Event generation at NLO for photoproduction and diffraction

Abstract

Precise predictions are key to the successful operation and data interpretation at collider experiments. While DIS is well understood and has reached very high accuracies, the precision goals of the upcoming EIC motivate revisiting lepton-hadron collisions. In this work, we implement photoproduction and diffraction which both make up significant fractions of the total cross-section at these colliders.
In the case of photoproduction, we achieve the first matched NLO simulation including beam remnants and multiple interaction modelling. Validating the calculation against data from the OPAL and ZEUS collaborations, we see satisfactory agreement. We then scrutinize the uncertainty associated with the photon PDFs by comparing eleven PDF sets and find that deviations between sets are of similar size as the Leading Order scale uncertainties. This leads to the conclusion that photon PDFs are the current bottleneck for precision photoproduction phenomenology for the EIC. We present the first fully-differential predictions for photoproduction at the EIC.

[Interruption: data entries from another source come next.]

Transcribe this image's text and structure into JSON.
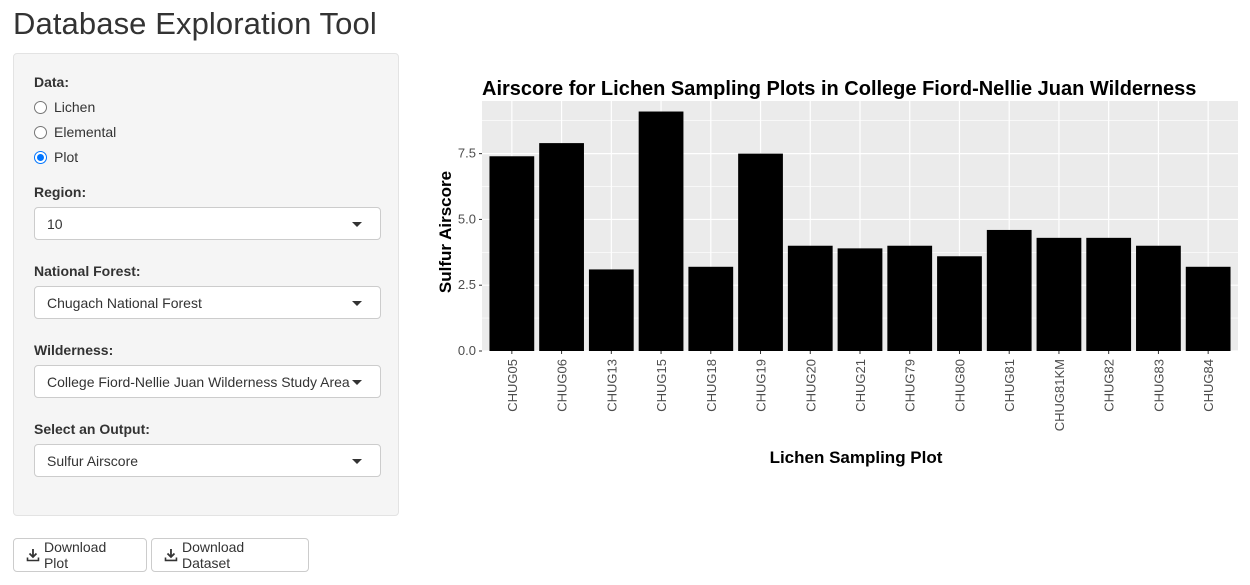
{
  "app": {
    "title": "Database Exploration Tool"
  },
  "sidebar": {
    "data_label": "Data:",
    "data_options": [
      {
        "label": "Lichen",
        "checked": false
      },
      {
        "label": "Elemental",
        "checked": false
      },
      {
        "label": "Plot",
        "checked": true
      }
    ],
    "region": {
      "label": "Region:",
      "value": "10"
    },
    "national_forest": {
      "label": "National Forest:",
      "value": "Chugach National Forest"
    },
    "wilderness": {
      "label": "Wilderness:",
      "value": "College Fiord-Nellie Juan Wilderness Study Area"
    },
    "output": {
      "label": "Select an Output:",
      "value": "Sulfur Airscore"
    }
  },
  "buttons": {
    "download_plot": "Download Plot",
    "download_dataset": "Download Dataset",
    "icon": "download-icon"
  },
  "colors": {
    "bar": "#000000",
    "panel": "#ebebeb",
    "grid": "#ffffff",
    "radio_accent": "#0075ff"
  },
  "chart_data": {
    "type": "bar",
    "title": "Airscore for Lichen Sampling Plots in College Fiord-Nellie Juan Wilderness",
    "xlabel": "Lichen Sampling Plot",
    "ylabel": "Sulfur Airscore",
    "categories": [
      "CHUG05",
      "CHUG06",
      "CHUG13",
      "CHUG15",
      "CHUG18",
      "CHUG19",
      "CHUG20",
      "CHUG21",
      "CHUG79",
      "CHUG80",
      "CHUG81",
      "CHUG81KM",
      "CHUG82",
      "CHUG83",
      "CHUG84"
    ],
    "values": [
      7.4,
      7.9,
      3.1,
      9.1,
      3.2,
      7.5,
      4.0,
      3.9,
      4.0,
      3.6,
      4.6,
      4.3,
      4.3,
      4.0,
      3.2
    ],
    "yticks": [
      0.0,
      2.5,
      5.0,
      7.5
    ],
    "ytick_labels": [
      "0.0",
      "2.5",
      "5.0",
      "7.5"
    ],
    "ylim": [
      0,
      9.5
    ],
    "grid": true,
    "legend": "none"
  }
}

We furthermore conduct a comparative study of different implementations of photoproduction in general-purpose event generators and examine the differences between their predictions. There remain some open questions in the modelling, e.g. the transition to DIS, and future developments will benefit from past and future data from HERA and EIC, respectively.

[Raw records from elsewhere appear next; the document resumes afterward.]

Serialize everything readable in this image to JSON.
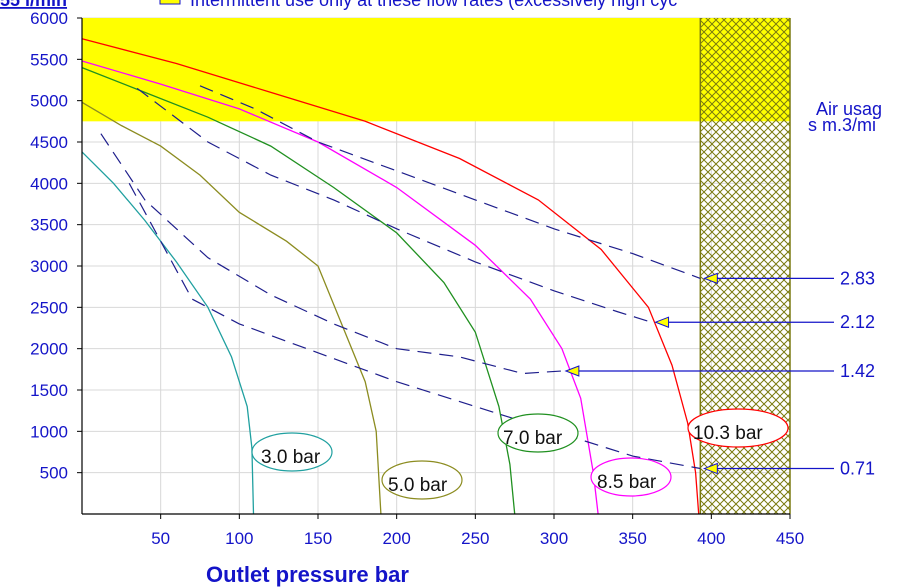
{
  "header": {
    "prefix": "55 l/min",
    "legend_text": "Intermittent use only at these flow rates (excessively high cyc"
  },
  "chart_data": {
    "type": "line",
    "xlabel": "Outlet pressure   bar",
    "xlim": [
      0,
      450
    ],
    "ylim": [
      0,
      6000
    ],
    "x_ticks": [
      50,
      100,
      150,
      200,
      250,
      300,
      350,
      400,
      450
    ],
    "y_ticks": [
      500,
      1000,
      1500,
      2000,
      2500,
      3000,
      3500,
      4000,
      4500,
      5000,
      5500,
      6000
    ],
    "shaded_regions": [
      {
        "label": "Intermittent use only",
        "type": "y-band",
        "y_from": 4750,
        "y_to": 6000,
        "color": "#ffff00"
      },
      {
        "label": "hatched",
        "type": "x-band",
        "x_from": 393,
        "x_to": 450,
        "color": "#808000"
      }
    ],
    "series": [
      {
        "name": "3.0 bar",
        "color": "#20a0a0",
        "points": [
          [
            0,
            4380
          ],
          [
            20,
            4000
          ],
          [
            40,
            3550
          ],
          [
            60,
            3050
          ],
          [
            80,
            2500
          ],
          [
            95,
            1900
          ],
          [
            105,
            1300
          ],
          [
            108,
            800
          ],
          [
            109,
            0
          ]
        ]
      },
      {
        "name": "5.0 bar",
        "color": "#8c8c20",
        "points": [
          [
            0,
            4980
          ],
          [
            25,
            4700
          ],
          [
            50,
            4450
          ],
          [
            75,
            4100
          ],
          [
            100,
            3650
          ],
          [
            130,
            3300
          ],
          [
            150,
            3000
          ],
          [
            165,
            2300
          ],
          [
            180,
            1600
          ],
          [
            187,
            1000
          ],
          [
            190,
            0
          ]
        ]
      },
      {
        "name": "7.0 bar",
        "color": "#209020",
        "points": [
          [
            0,
            5400
          ],
          [
            40,
            5100
          ],
          [
            80,
            4800
          ],
          [
            120,
            4450
          ],
          [
            160,
            3950
          ],
          [
            200,
            3400
          ],
          [
            230,
            2800
          ],
          [
            250,
            2200
          ],
          [
            265,
            1300
          ],
          [
            272,
            600
          ],
          [
            275,
            0
          ]
        ]
      },
      {
        "name": "8.5 bar",
        "color": "#ff00ff",
        "points": [
          [
            0,
            5480
          ],
          [
            50,
            5200
          ],
          [
            100,
            4900
          ],
          [
            150,
            4500
          ],
          [
            200,
            3950
          ],
          [
            250,
            3250
          ],
          [
            285,
            2600
          ],
          [
            305,
            2000
          ],
          [
            317,
            1400
          ],
          [
            325,
            500
          ],
          [
            328,
            0
          ]
        ]
      },
      {
        "name": "10.3 bar",
        "color": "#ff0000",
        "points": [
          [
            0,
            5750
          ],
          [
            60,
            5450
          ],
          [
            120,
            5100
          ],
          [
            180,
            4750
          ],
          [
            240,
            4300
          ],
          [
            290,
            3800
          ],
          [
            330,
            3200
          ],
          [
            360,
            2500
          ],
          [
            375,
            1800
          ],
          [
            385,
            1100
          ],
          [
            390,
            500
          ],
          [
            392,
            0
          ]
        ]
      }
    ],
    "air_usage": {
      "title_line1": "Air usag",
      "title_line2": "s m.3/mi",
      "lines": [
        {
          "label": "0.71",
          "points": [
            [
              30,
              4000
            ],
            [
              70,
              2600
            ],
            [
              100,
              2300
            ],
            [
              150,
              1950
            ],
            [
              200,
              1600
            ],
            [
              250,
              1300
            ],
            [
              300,
              1000
            ],
            [
              350,
              700
            ],
            [
              393,
              550
            ]
          ],
          "arrow_y": 550
        },
        {
          "label": "1.42",
          "points": [
            [
              12,
              4600
            ],
            [
              40,
              3800
            ],
            [
              80,
              3100
            ],
            [
              120,
              2650
            ],
            [
              160,
              2300
            ],
            [
              200,
              2000
            ],
            [
              240,
              1900
            ],
            [
              280,
              1700
            ],
            [
              305,
              1730
            ]
          ],
          "arrow_y": 1730
        },
        {
          "label": "2.12",
          "points": [
            [
              35,
              5150
            ],
            [
              80,
              4500
            ],
            [
              120,
              4100
            ],
            [
              160,
              3800
            ],
            [
              200,
              3450
            ],
            [
              250,
              3050
            ],
            [
              300,
              2700
            ],
            [
              340,
              2450
            ],
            [
              362,
              2320
            ]
          ],
          "arrow_y": 2320
        },
        {
          "label": "2.83",
          "points": [
            [
              75,
              5180
            ],
            [
              110,
              4900
            ],
            [
              150,
              4500
            ],
            [
              200,
              4150
            ],
            [
              250,
              3800
            ],
            [
              300,
              3450
            ],
            [
              350,
              3150
            ],
            [
              393,
              2850
            ]
          ],
          "arrow_y": 2850
        }
      ]
    },
    "curve_labels": [
      {
        "text": "3.0 bar"
      },
      {
        "text": "5.0 bar"
      },
      {
        "text": "7.0 bar"
      },
      {
        "text": "8.5 bar"
      },
      {
        "text": "10.3 bar"
      }
    ]
  }
}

Diffraction is described in the DIS regime by means of factorisation into the so-called Diffractive PDF and the matrix element. Implementing the corresponding terms, we again arrive at matched NLO simulations and validate our implementation against data from the H1 and ZEUS experiments and see excellent agreement. The underlying factorisation, however, breaks down in the photoproduction regime resulting in the calculation overshooting the data by approximately a factor of 2. We argue for a necessary suppression not only of the resolved but also the direct component and quantify these effects by a fit to data. We present predictions for diffractive DIS and diffractive photoproduction at the EIC where for the latter we apply the fitted suppression factors.